SAQNN: Spectral Adaptive Quantum Neural Network as a Universal Approximator
Jialiang Tang, Jialin Zhang, Xiaoming Sun
TL;DR
The paper addresses the lack of a rigorous approximation theory for quantum neural networks by introducing SAQNN, a constructive quantum model that implements truncated Fourier and Chebyshev bases via a linear combination of unitaries. It proves a universal approximation property for multivariate square-integrable functions and derives explicit $L_2$ Sobolev error bounds, with detailed resource scaling: circuit width $O(\log n)$, depth $O(n\log n)$, and parameter complexity $O(n)$, where $n=O((d+1/\\epsilon)^{16(1/\\epsilon)^{2/s}})$. SAQNN’s spectral adaptivity and explicit basis switching offer a versatile framework for function approximation in high dimensions, and numerical experiments in $d=2$ demonstrate practical feasibility for Fourier and Chebyshev targets.
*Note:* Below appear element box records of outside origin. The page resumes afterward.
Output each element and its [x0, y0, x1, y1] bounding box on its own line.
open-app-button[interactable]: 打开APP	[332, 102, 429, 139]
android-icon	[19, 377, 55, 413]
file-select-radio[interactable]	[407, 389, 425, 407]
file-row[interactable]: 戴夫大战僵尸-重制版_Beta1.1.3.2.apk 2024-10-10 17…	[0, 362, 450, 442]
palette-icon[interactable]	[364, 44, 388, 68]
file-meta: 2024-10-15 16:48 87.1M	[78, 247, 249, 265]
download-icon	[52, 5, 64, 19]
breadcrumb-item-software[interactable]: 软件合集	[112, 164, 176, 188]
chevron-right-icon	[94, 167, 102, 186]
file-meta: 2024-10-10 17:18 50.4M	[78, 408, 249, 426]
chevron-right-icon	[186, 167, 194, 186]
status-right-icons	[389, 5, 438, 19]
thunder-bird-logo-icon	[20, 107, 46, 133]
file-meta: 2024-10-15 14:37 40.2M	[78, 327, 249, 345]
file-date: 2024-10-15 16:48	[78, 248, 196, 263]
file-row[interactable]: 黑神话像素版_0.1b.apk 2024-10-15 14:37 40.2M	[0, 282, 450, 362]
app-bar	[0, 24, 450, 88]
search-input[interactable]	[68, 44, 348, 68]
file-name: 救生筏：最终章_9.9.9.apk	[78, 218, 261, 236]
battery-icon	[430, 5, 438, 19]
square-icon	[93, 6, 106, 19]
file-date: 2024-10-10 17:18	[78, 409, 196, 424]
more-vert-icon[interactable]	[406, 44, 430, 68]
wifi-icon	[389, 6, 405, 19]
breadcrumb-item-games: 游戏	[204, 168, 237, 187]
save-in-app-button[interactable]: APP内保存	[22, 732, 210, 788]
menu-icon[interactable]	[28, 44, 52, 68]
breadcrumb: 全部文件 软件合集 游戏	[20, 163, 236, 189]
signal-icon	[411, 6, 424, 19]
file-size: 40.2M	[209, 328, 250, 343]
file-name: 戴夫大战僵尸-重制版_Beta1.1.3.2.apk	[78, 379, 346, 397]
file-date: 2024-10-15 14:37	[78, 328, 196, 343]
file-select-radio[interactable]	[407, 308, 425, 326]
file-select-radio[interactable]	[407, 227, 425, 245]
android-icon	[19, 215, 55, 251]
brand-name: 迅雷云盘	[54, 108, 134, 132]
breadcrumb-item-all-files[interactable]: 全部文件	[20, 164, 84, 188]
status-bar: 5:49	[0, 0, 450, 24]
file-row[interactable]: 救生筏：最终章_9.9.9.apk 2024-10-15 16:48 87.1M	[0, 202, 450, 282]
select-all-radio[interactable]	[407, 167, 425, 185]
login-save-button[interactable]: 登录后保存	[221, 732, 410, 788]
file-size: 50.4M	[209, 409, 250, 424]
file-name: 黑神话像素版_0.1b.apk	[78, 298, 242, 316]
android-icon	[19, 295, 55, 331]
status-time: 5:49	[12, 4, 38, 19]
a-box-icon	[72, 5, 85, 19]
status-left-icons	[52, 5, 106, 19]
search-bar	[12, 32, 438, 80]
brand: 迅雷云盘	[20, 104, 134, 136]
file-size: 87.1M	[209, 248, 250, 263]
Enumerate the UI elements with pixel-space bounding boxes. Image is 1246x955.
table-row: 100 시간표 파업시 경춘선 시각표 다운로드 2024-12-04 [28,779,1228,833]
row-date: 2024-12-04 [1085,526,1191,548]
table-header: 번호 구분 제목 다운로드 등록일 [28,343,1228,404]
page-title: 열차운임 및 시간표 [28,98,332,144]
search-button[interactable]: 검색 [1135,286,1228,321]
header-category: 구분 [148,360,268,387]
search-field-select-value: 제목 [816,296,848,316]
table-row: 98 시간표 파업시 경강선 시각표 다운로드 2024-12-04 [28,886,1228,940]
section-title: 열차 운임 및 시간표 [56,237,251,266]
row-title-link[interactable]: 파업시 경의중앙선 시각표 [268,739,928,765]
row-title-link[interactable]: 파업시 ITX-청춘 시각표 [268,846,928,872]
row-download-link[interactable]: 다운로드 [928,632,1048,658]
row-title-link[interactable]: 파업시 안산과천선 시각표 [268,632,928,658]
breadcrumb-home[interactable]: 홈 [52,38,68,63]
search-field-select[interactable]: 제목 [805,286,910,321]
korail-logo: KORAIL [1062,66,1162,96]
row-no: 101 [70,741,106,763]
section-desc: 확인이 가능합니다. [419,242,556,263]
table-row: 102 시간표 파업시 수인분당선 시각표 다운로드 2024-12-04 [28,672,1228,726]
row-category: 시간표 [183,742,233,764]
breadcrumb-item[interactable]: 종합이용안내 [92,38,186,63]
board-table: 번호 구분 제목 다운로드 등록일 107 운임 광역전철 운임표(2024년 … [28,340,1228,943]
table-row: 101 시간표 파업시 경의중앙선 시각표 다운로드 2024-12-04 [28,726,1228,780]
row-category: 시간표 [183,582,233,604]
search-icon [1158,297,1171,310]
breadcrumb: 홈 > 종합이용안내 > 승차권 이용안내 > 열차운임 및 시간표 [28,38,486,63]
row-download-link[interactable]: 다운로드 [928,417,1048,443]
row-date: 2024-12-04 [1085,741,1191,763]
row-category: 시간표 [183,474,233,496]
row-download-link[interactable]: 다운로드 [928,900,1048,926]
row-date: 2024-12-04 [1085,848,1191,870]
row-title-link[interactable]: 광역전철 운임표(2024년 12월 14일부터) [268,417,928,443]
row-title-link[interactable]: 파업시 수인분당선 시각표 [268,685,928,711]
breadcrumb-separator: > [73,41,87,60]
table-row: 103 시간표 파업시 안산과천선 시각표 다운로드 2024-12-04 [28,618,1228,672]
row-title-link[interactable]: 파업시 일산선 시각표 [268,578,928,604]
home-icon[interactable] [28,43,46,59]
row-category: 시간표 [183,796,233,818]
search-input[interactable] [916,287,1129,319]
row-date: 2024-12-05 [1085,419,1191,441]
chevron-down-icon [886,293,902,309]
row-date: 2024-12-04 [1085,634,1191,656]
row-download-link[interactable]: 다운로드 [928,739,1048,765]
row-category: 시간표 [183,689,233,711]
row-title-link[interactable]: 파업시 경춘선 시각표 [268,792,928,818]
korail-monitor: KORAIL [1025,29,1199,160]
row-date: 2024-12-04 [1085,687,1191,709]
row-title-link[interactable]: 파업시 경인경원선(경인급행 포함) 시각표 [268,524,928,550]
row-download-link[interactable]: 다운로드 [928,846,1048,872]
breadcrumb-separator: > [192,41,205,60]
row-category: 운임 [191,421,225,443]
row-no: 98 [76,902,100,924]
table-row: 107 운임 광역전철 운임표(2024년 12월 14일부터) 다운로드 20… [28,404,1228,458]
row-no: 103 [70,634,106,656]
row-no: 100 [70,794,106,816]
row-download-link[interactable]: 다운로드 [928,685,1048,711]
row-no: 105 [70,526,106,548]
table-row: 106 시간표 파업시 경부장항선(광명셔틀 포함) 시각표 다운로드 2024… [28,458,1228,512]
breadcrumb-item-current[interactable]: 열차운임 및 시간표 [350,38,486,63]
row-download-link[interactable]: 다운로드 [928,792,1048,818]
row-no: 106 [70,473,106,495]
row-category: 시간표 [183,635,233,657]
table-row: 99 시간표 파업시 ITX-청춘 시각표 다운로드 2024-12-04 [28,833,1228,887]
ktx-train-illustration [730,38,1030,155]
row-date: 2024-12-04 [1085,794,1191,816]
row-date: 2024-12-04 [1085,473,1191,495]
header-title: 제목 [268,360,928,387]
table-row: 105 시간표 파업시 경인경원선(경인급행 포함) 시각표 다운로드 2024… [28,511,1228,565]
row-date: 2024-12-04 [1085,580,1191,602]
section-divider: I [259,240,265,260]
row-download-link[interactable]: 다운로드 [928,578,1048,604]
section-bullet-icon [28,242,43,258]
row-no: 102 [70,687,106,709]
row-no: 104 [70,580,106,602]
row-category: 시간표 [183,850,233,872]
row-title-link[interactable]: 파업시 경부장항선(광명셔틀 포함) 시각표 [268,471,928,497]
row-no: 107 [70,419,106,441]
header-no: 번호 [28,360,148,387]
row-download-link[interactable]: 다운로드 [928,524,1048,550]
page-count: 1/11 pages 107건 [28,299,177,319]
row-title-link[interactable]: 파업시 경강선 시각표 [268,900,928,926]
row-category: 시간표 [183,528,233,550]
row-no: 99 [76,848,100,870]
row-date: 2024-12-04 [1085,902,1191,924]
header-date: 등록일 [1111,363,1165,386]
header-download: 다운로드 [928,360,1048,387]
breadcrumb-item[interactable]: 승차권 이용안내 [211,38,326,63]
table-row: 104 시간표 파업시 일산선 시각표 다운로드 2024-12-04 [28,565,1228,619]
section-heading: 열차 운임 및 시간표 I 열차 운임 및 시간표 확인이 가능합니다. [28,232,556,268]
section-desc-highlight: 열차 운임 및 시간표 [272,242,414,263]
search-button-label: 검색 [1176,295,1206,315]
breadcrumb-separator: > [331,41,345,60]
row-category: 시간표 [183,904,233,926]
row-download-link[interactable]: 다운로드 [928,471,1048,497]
By connecting quantum circuit design to canonical approximation bases, the work provides both theoretical foundations and actionable architectures that may yield polynomial-resource advantages over classical neural networks in high-dimensional settings. These contributions advance quantum learning theory and offer a blueprint for reliable, scalable QNNs in complex numerical tasks.
Abstract
Quantum machine learning (QML), as an interdisciplinary field bridging quantum computing and machine learning, has garnered significant attention in recent years. Currently, the field as a whole faces challenges due to incomplete theoretical foundations for the expressivity of quantum neural networks (QNNs). In this paper we propose a constructive QNN model and demonstrate that it possesses the universal approximation property (UAP), which means it can approximate any square-integrable function up to arbitrary accuracy. Furthermore, it supports switching function bases, thus adaptable to various scenarios in numerical approximation and machine learning. Our model has asymptotic advantages over the best classical feed-forward neural networks in terms of circuit size and achieves optimal parameter complexity when approximating Sobolev functions under $L_2$ norm.